Chain-of-thought prompting has several attractive properties as an approach for facilitating reasoning in language models.

  1. First, chain of thought, in principle, allows models to decompose multi-step problems into intermediate steps, which means that additional computation can be allocated to problems that require more reasoning steps.
  2. Second, a chain of thought provides an interpretable window into the behavior of the model, suggesting how it might have arrived at a particular answer and providing opportunities to debug where the reasoning path went wrong (although fully characterizing a model's computations that support an answer remains an open question).
  3. Third, chain-of-thought reasoning can be used for tasks such as math word problems, commonsense reasoning, and symbolic manipulation, and is potentially applicable (at least in principle) to any task that humans can solve via language.
  4. Finally, chain-of-thought reasoning can be readily elicited in sufficiently large off-the-shelf language models simply by including examples of chain of thought sequences into the exemplars of few-shot prompting.

In empirical experiments, we will observe the utility of chain-of-thought prompting for arithmetic reasoning (Section 3), commonsense reasoning (Section 4), and symbolic reasoning (Section 5).

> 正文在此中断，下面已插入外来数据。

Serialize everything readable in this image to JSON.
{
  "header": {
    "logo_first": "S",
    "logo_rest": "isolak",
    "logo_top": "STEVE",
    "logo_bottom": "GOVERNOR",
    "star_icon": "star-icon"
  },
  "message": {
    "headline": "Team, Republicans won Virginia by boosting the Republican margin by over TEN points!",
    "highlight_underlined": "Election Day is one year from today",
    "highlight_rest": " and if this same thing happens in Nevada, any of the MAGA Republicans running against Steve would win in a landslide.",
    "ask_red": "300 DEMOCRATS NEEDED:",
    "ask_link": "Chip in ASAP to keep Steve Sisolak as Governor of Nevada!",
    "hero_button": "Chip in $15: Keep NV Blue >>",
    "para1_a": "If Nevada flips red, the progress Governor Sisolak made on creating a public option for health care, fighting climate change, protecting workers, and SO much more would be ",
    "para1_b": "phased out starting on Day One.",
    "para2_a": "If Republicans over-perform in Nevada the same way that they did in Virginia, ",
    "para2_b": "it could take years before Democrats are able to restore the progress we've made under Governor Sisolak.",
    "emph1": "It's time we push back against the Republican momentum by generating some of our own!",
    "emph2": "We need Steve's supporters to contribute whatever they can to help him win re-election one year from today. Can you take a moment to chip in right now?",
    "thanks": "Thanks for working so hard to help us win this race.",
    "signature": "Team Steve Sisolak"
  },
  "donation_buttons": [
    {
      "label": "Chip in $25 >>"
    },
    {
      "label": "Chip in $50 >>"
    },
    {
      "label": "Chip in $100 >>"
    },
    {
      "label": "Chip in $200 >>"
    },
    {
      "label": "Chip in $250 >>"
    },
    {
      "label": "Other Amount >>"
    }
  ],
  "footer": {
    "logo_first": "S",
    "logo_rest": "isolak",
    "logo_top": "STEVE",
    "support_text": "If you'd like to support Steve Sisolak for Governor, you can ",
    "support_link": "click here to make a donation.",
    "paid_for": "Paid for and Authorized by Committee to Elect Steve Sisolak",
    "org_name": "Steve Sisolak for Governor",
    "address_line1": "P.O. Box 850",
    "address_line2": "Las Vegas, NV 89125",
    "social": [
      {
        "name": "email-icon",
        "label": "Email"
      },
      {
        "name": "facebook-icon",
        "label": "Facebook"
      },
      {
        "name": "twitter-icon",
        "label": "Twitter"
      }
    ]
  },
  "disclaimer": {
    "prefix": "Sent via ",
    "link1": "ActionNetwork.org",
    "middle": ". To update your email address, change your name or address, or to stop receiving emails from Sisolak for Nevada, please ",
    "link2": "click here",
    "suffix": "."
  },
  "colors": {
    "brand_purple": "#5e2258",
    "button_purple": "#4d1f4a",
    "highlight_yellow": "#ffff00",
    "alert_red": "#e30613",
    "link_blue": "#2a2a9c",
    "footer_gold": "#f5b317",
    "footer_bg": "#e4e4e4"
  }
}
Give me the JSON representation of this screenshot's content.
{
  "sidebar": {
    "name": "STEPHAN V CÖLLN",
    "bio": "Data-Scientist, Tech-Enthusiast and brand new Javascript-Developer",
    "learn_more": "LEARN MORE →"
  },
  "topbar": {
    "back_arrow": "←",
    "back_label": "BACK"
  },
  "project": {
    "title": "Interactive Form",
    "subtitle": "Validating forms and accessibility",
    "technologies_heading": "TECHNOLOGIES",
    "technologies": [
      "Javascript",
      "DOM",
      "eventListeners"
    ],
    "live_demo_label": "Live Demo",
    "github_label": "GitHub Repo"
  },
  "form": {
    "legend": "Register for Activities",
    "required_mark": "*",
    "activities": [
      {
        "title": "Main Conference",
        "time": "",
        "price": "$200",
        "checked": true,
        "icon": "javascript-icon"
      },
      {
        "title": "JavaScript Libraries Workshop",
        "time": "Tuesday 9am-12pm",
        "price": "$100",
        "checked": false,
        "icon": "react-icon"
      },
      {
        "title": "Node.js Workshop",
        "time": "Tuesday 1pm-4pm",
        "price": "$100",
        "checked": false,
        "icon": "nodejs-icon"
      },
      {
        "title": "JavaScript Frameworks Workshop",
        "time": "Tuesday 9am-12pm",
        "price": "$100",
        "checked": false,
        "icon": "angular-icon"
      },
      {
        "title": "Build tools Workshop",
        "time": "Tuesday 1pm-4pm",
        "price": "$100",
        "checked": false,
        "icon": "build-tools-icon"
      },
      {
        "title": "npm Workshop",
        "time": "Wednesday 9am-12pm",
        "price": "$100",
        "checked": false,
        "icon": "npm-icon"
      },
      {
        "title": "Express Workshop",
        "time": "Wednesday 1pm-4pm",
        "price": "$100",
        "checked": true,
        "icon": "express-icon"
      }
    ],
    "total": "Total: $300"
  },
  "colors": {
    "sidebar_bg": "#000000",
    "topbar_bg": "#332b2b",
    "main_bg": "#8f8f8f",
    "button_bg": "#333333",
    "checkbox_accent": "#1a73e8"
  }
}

思维链提示作为一种促进语言模型推理的方法,具有几个吸引人的特性:

  1. 第一,思维链原则上允许模型将多步问题分解为中间步骤,这意味着可以将额外的计算分配给需要更多推理步骤的问题。
  2. 第二,思维链为模型行为提供了一个可解释的窗口,暗示模型是如何得出特定答案的,并为调试推理路径出错的地方提供了机会(尽管完整刻画支持某一答案的模型计算过程仍是一个开放问题)。
  3. 第三,思维链推理可用于数学应用题、常识推理和符号操作等任务,并且(至少原则上)潜在地适用于人类可以通过语言解决的任何任务。
  4. 最后,在足够大的现成语言模型中,只需将思维链序列示例包含到少样本提示的样本中,就能轻易地激发思维链推理。

在实证实验中,我们将观察思维链提示在算术推理、常识推理和符号推理中的效用。